Once again, common sense has eluded tech-centric designers. GPT-3 was supposed to be the answer to making natural language processing faster, better, easier and require minimal human intervention. It’s led to more people trying to solve nuanced social realities that required situational awareness with algorithmic-based approach that can’t decide nuance or understand situational awareness.
Meta AI’s Galactica
Galactica emerged on November 15, 2022. The Galactica design set out to automatically produce new scientific knowledge by digitize 48 million science papers from around the globe.

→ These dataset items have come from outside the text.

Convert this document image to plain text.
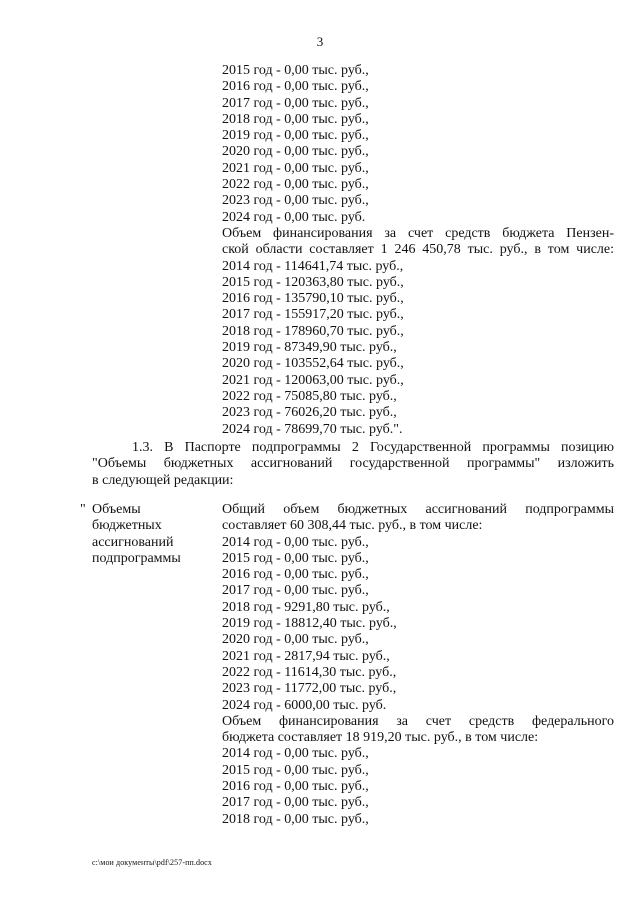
3
2015 год - 0,00 тыс. руб.,
2016 год - 0,00 тыс. руб.,
2017 год - 0,00 тыс. руб.,
2018 год - 0,00 тыс. руб.,
2019 год - 0,00 тыс. руб.,
2020 год - 0,00 тыс. руб.,
2021 год - 0,00 тыс. руб.,
2022 год - 0,00 тыс. руб.,
2023 год - 0,00 тыс. руб.,
2024 год - 0,00 тыс. руб.
Объем финансирования за счет средств бюджета Пензен-
ской области составляет 1 246 450,78 тыс. руб., в том числе:
2014 год - 114641,74 тыс. руб.,
2015 год - 120363,80 тыс. руб.,
2016 год - 135790,10 тыс. руб.,
2017 год - 155917,20 тыс. руб.,
2018 год - 178960,70 тыс. руб.,
2019 год - 87349,90 тыс. руб.,
2020 год - 103552,64 тыс. руб.,
2021 год - 120063,00 тыс. руб.,
2022 год - 75085,80 тыс. руб.,
2023 год - 76026,20 тыс. руб.,
2024 год - 78699,70 тыс. руб.".
1.3. В Паспорте подпрограммы 2 Государственной программы позицию
"Объемы бюджетных ассигнований государственной программы" изложить
в следующей редакции:
" Объемы
бюджетных
ассигнований
подпрограммы
Общий объем бюджетных ассигнований подпрограммы
составляет 60 308,44 тыс. руб., в том числе:
2014 год - 0,00 тыс. руб.,
2015 год - 0,00 тыс. руб.,
2016 год - 0,00 тыс. руб.,
2017 год - 0,00 тыс. руб.,
2018 год - 9291,80 тыс. руб.,
2019 год - 18812,40 тыс. руб.,
2020 год - 0,00 тыс. руб.,
2021 год - 2817,94 тыс. руб.,
2022 год - 11614,30 тыс. руб.,
2023 год - 11772,00 тыс. руб.,
2024 год - 6000,00 тыс. руб.
Объем финансирования за счет средств федерального
бюджета составляет 18 919,20 тыс. руб., в том числе:
2014 год - 0,00 тыс. руб.,
2015 год - 0,00 тыс. руб.,
2016 год - 0,00 тыс. руб.,
2017 год - 0,00 тыс. руб.,
2018 год - 0,00 тыс. руб.,
с:\мои документы\pdf\257-пп.docx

The Galactica system would then be able to ”store, combine and reason about scientific knowledge.” The basic underpinning of their work sprouts from a revised version of large language models, which were also used for GPT-3.
And as you’ve already guessed, Galactica generated gibberish “science” papers rooted in racism, sexism, homophobia and all the -isms. It also created other health-harmful misinformation-based studies like the benefits of eating crushed glass. Researchers became very vocal on Twitter citing countless examples of the inappropriateness of Galactica’s outputs. Within 2 days, Galactica was shut down.

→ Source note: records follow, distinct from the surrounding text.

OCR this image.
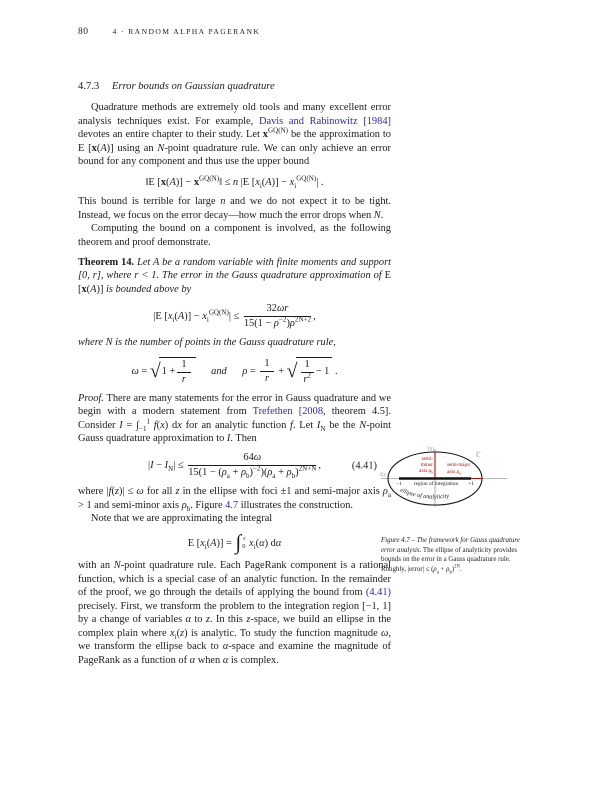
80	4 · RANDOM ALPHA PAGERANK
4.7.3 Error bounds on Gaussian quadrature

Quadrature methods are extremely old tools and many excellent error analysis techniques exist. For example, Davis and Rabinowitz [1984] devotes an entire chapter to their study. Let $x^{GQ(N)}$ be the approximation to E [x(A)] using an N-point quadrature rule. We can only achieve an error bound for any component and thus use the upper bound

‖E $[x(A)] - x^{GQ(N)}‖ \le n$ |E $[x_i(A)] - x_i^{GQ(N)}|$ .

This bound is terrible for large n and we do not expect it to be tight. Instead, we focus on the error decay—how much the error drops when N.

Computing the bound on a component is involved, as the following theorem and proof demonstrate.

Theorem 14. Let A be a random variable with finite moments and support [0, r], where r < 1. The error in the Gauss quadrature approximation of E [x(A)] is bounded above by

|E $[x_i(A)] - x_i^{GQ(N)}| \le \frac{32\omega r}{15(1 - \rho^{-2})\rho^{2N+2}}$ ,

where N is the number of points in the Gauss quadrature rule,

ω = √ $1 + \frac{1}{r}$
   and   $\rho = \frac{1}{r}$ + √ $\frac{1}{r^2} - 1$ .

Proof. There are many statements for the error in Gauss quadrature and we begin with a modern statement from Trefethen [2008, theorem 4.5]. Consider $I = \int_{-1}^1$ f(x) dx for an analytic function f. Let $I_N$ be the N-point Gauss quadrature approximation to I. Then

$|I - I_N| \le \frac{64\omega}{15(1 - (\rho_a + \rho_b)^{-2})(\rho_a + \rho_b)^{2N+N}}$ ,	(4.41)

where |f(z)| ≤ ω for all z in the ellipse with foci ±1 and semi-major axis $\rho_a > 1$ and semi-minor axis $\rho_b$. Figure 4.7 illustrates the construction.

Note that we are approximating the integral

E $[x_i(A)]$ = ∫ r
0 $x_i(\alpha)$ dα

with an N-point quadrature rule. Each PageRank component is a rational function, which is a special case of an analytic function. In the remainder of the proof, we go through the details of applying the bound from (4.41) precisely. First, we transform the problem to the integration region [−1, 1] by a change of variables α to z. In this z-space, we build an ellipse in the complex plain where $x_i(z)$ is analytic. To study the function magnitude ω, we transform the ellipse back to α-space and examine the magnitude of PageRank as a function of α when α is complex.

Im
Re
ℂ
semi-
minor
axis $\rho_b$
semi-major
axis $\rho_a$
−1	+1
region of integration
ellipse of analyticity
Figure 4.7 – The framework for Gauss quadrature error analysis. The ellipse of analyticity provides bounds on the error in a Gauss quadrature rule. Roughly, |error| ≤ $(\rho_a + \rho_b)^{2N}$.
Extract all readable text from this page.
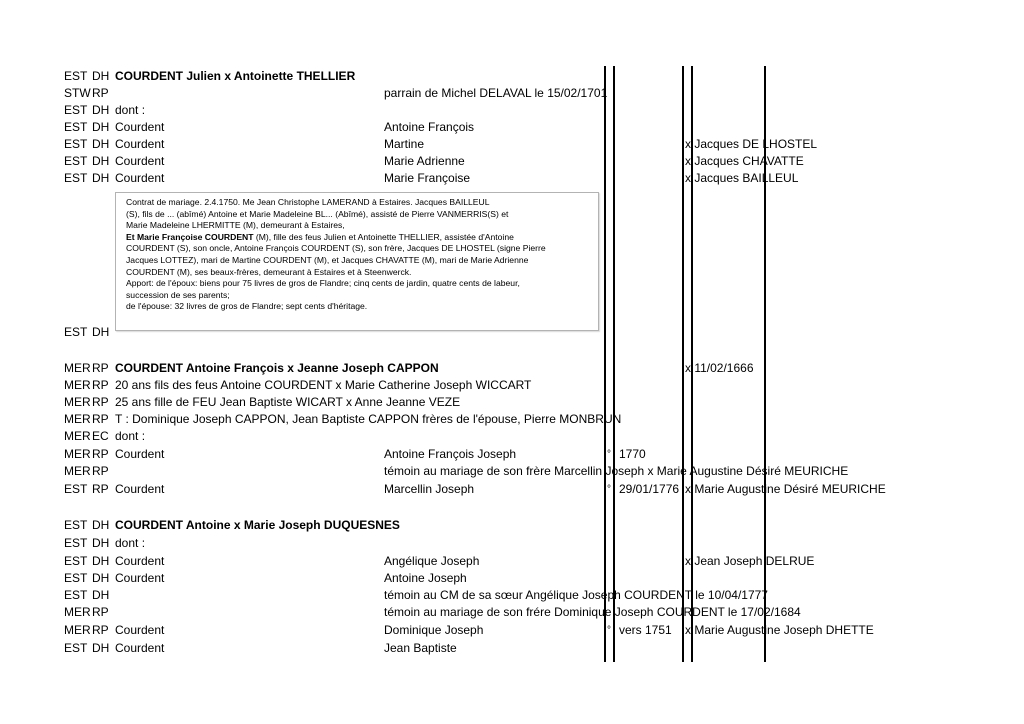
EST DH COURDENT Julien x Antoinette THELLIER
STW RP	parrain de Michel DELAVAL le 15/02/1701
EST DH dont :
EST DH Courdent	Antoine François
EST DH Courdent	Martine	x Jacques DE LHOSTEL
EST DH Courdent	Marie Adrienne	x Jacques CHAVATTE
EST DH Courdent	Marie Françoise	x Jacques BAILLEUL
EST DH
MER RP COURDENT Antoine François x Jeanne Joseph CAPPON	x 11/02/1666
MER RP 20 ans fils des feus Antoine COURDENT x Marie Catherine Joseph WICCART
MER RP 25 ans fille de FEU Jean Baptiste WICART x Anne Jeanne VEZE
MER RP T : Dominique Joseph CAPPON, Jean Baptiste CAPPON frères de l'épouse, Pierre MONBRUN
MER EC dont :
MER RP Courdent	Antoine François Joseph	° 1770
MER RP	témoin au mariage de son frère Marcellin Joseph x Marie Augustine Désiré MEURICHE
EST RP Courdent	Marcellin Joseph	° 29/01/1776 x Marie Augustine Désiré MEURICHE
EST DH COURDENT Antoine x Marie Joseph DUQUESNES
EST DH dont :
EST DH Courdent	Angélique Joseph	x Jean Joseph DELRUE
EST DH Courdent	Antoine Joseph
EST DH	témoin au CM de sa sœur Angélique Joseph COURDENT le 10/04/1777
MER RP	témoin au mariage de son frére Dominique Joseph COURDENT le 17/02/1684
MER RP Courdent	Dominique Joseph	° vers 1751 x Marie Augustine Joseph DHETTE
EST DH Courdent	Jean Baptiste
Contrat de mariage. 2.4.1750. Me Jean Christophe LAMERAND à Estaires. Jacques BAILLEUL
(S), fils de ... (abîmé) Antoine et Marie Madeleine BL... (Abîmé), assisté de Pierre VANMERRIS(S) et
Marie Madeleine LHERMITTE (M), demeurant à Estaires,
Et Marie Françoise COURDENT (M), fille des feus Julien et Antoinette THELLIER, assistée d'Antoine
COURDENT (S), son oncle, Antoine François COURDENT (S), son frère, Jacques DE LHOSTEL (signe Pierre
Jacques LOTTEZ), mari de Martine COURDENT (M), et Jacques CHAVATTE (M), mari de Marie Adrienne
COURDENT (M), ses beaux-frères, demeurant à Estaires et à Steenwerck.
Apport: de l'époux: biens pour 75 livres de gros de Flandre; cinq cents de jardin, quatre cents de labeur,
succession de ses parents;
de l'épouse: 32 livres de gros de Flandre; sept cents d'héritage.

So many red flags are clear from the onset on this organizing science experiment. There’s a consistent history of AI team trying to digitize our language to glorious failure. Yet, they keep approaching what they deem as problems the same way — strictly through the computational lens. They’ve generated algorithmic waste, environmental residue from the electronic/compute power and misinformation proliferation. This stubbornness is intentional with high financially costs and doesn’t follow the outcome of the ‘move fast and break things’ philosophy, which is to change course based on new lessons they learned from the previous applications. Engage and listen to data professionals who are social scientists, AI ethicists and responsible AI practitioners.

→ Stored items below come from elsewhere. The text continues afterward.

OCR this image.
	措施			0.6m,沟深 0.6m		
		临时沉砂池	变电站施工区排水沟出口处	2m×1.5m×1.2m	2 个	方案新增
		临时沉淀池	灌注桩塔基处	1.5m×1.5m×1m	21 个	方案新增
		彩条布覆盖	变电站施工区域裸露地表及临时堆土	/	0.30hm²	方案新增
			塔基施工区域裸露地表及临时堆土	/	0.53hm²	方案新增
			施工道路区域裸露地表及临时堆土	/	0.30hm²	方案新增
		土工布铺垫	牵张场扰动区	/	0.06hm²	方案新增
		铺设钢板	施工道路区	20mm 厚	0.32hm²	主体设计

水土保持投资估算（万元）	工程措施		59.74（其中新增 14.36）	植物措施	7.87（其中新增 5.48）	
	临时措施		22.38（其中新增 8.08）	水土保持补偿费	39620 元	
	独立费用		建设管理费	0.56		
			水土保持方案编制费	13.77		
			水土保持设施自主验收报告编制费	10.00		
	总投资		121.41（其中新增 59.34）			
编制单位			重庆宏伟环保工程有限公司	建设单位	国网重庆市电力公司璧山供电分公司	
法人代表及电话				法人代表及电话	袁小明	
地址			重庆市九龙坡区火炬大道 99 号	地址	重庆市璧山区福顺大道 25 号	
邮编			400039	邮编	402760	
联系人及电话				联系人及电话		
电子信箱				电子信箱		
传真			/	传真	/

The moral of the story: common sense over AI
AI’s impact to people are more than what can be expressed with data points.
Raising concerns around the ethics of the organization’s data uses — the social, economic and historical structures — quiets a room REAL QUICK. The computer scientists, statisticians and mathematical *tend* to be more comfortable explaining a regression model or random forest algorithm than talking about the impact of that model or algorithm on people’s lives. Here’s a suggestion on how to elevate the humanizing DataOps perspective and prioritize acting with common sense rather than making a ill-conceived AI product:
1. So don’t say the word ‘ethics’ initially.
2. Discuss the best case outcomes for whatever data science-y work the team is discussing.
3. Discuss the worst case outcomes for whatever data science-y work the team is discussing.
4. Run the development side experiments (regardless if you *think* you know the outcomes).
5. Group the outcomes in three buckets: best case, worst case and unsure. And yeah, I’m sure the team will create an elementary script to automate this process. Let them do that.
6. Run the data analysis and visualize it on a dashboard. That’s what data professionals like.
7. Document the “patterns” and “insights” based on the data from their experiments. Oh yeah, this process is very systematic/methodical and designed for the analytically-minded.
8. Repeat Steps 2 and 3. (Expect to do this step more than once. Many people don’t want to admit that their reasoning doesn’t align to practical, real-life situations.)
9. Maybe then the team will at least acknowledge that their experiments were incomplete.
10. Now you have the floor to discuss pathways to responsible AI and where the current strictly analytical process is insufficient to cover best to worse possible outcomes.
Replace ‘move fast and break things’ with ‘move slower and build better’.